62. It would in my view be profoundly unjust if a defendant were to be penalised for taking no step to resurrect an action which, by reason of delay, it considers the plaintiff may never bring on for trial. The following is what I said on the issue in Millerick at paras. 37 and 38 of my judgment:-

      “…it is the plaintiff who commences legal proceedings and draws the defendant into the legal process. No defendant wants to be embroiled in litigation with all of its potential adverse consequences, be they financial, reputational or otherwise. In many cases the plaintiff has no valid claim and may be no mark for any award of costs that a defendant may obtain following a successful defence of the proceedings. Often times, a defendant’s personal or professional reputation may be badly scarred regardless of having mounted a successful defence to the claim.

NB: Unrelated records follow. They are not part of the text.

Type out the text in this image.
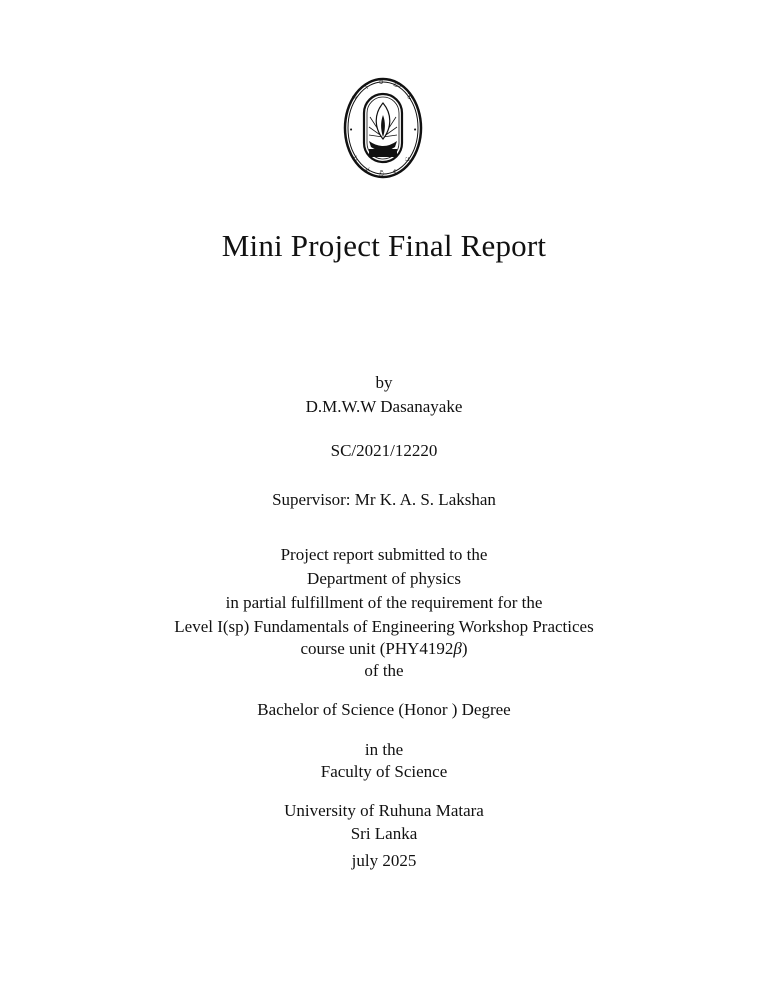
ශ
ද ර ණ
ම
•	•
ර
ජ වි ද
ය
Mini Project Final Report
by
D.M.W.W Dasanayake
SC/2021/12220
Supervisor: Mr K. A. S. Lakshan
Project report submitted to the
Department of physics
in partial fulfillment of the requirement for the
Level I(sp) Fundamentals of Engineering Workshop Practices
course unit (PHY4192β)
of the
Bachelor of Science (Honor ) Degree
in the
Faculty of Science
University of Ruhuna Matara
Sri Lanka
july 2025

      Why should the defendant who believes that there is some chance that the plaintiff, because of their tardy approach, may not further pursue litigation against them be blamed for failing to take positive steps to have the action progressed regardless of whether or not they consider the claim against them well founded? If they believe the claim is likely to be successful, should they be criticised for failing to stir the reluctant plaintiff into action in proceedings that may cause them personal, professional or financial ruin? Likewise, if they consider they have a good defence, why should they be damnified for failing to embrace the potential additional costs of ensuring that proceedings which might otherwise whither an die advance to trial?”

63. Unfortunately I am satisfied that the High Court judge erred in law when it came to his assessment of the culpability of the parties for the six year period of delay immediately prior to the issue of the defendants motion to dismiss the proceedings. As a matter of law, all of that period of delay had to be attributed to the plaintiff. It was not open to the trial judge to consider the newspaper culpable in respect of any inactivity or for its failure to issue a motion to dismiss the claim on the grounds of inordinate and inexcusable delay. The newspaper did not positively acquiesce in any of that delay. It had not been advised that Ms. Leech had made a tactical decision to suspend her claim until the conclusion of the 2004 and 2005 proceedings and neither did it take any step which might reasonably have reassured her that it was willing to meet her claim on the merits regardless of her delay.

Conclusion
64. For the reasons stated earlier in this judgment, I am satisfied that the trial judge made a number of legal errors when it came to his assessment of whether, in light of his finding of inordinate and inexcusable delay, the balance of justice favoured the dismissal of the proceedings or allowing them proceed. That being so his decision on the defendant’s motion must be set aside. In those circumstances, balancing all of the considerations as they emerge from the conduct of and the interests of the parties as earlier referred to in this judgment in accordance with the principles set out above, I am satisfied that the interests of justice warrant the dismissal of these proceedings. Accordingly, I would propose that Ms. Leech’s claim be dismissed under the court’s inherent jurisdiction on the grounds of delay.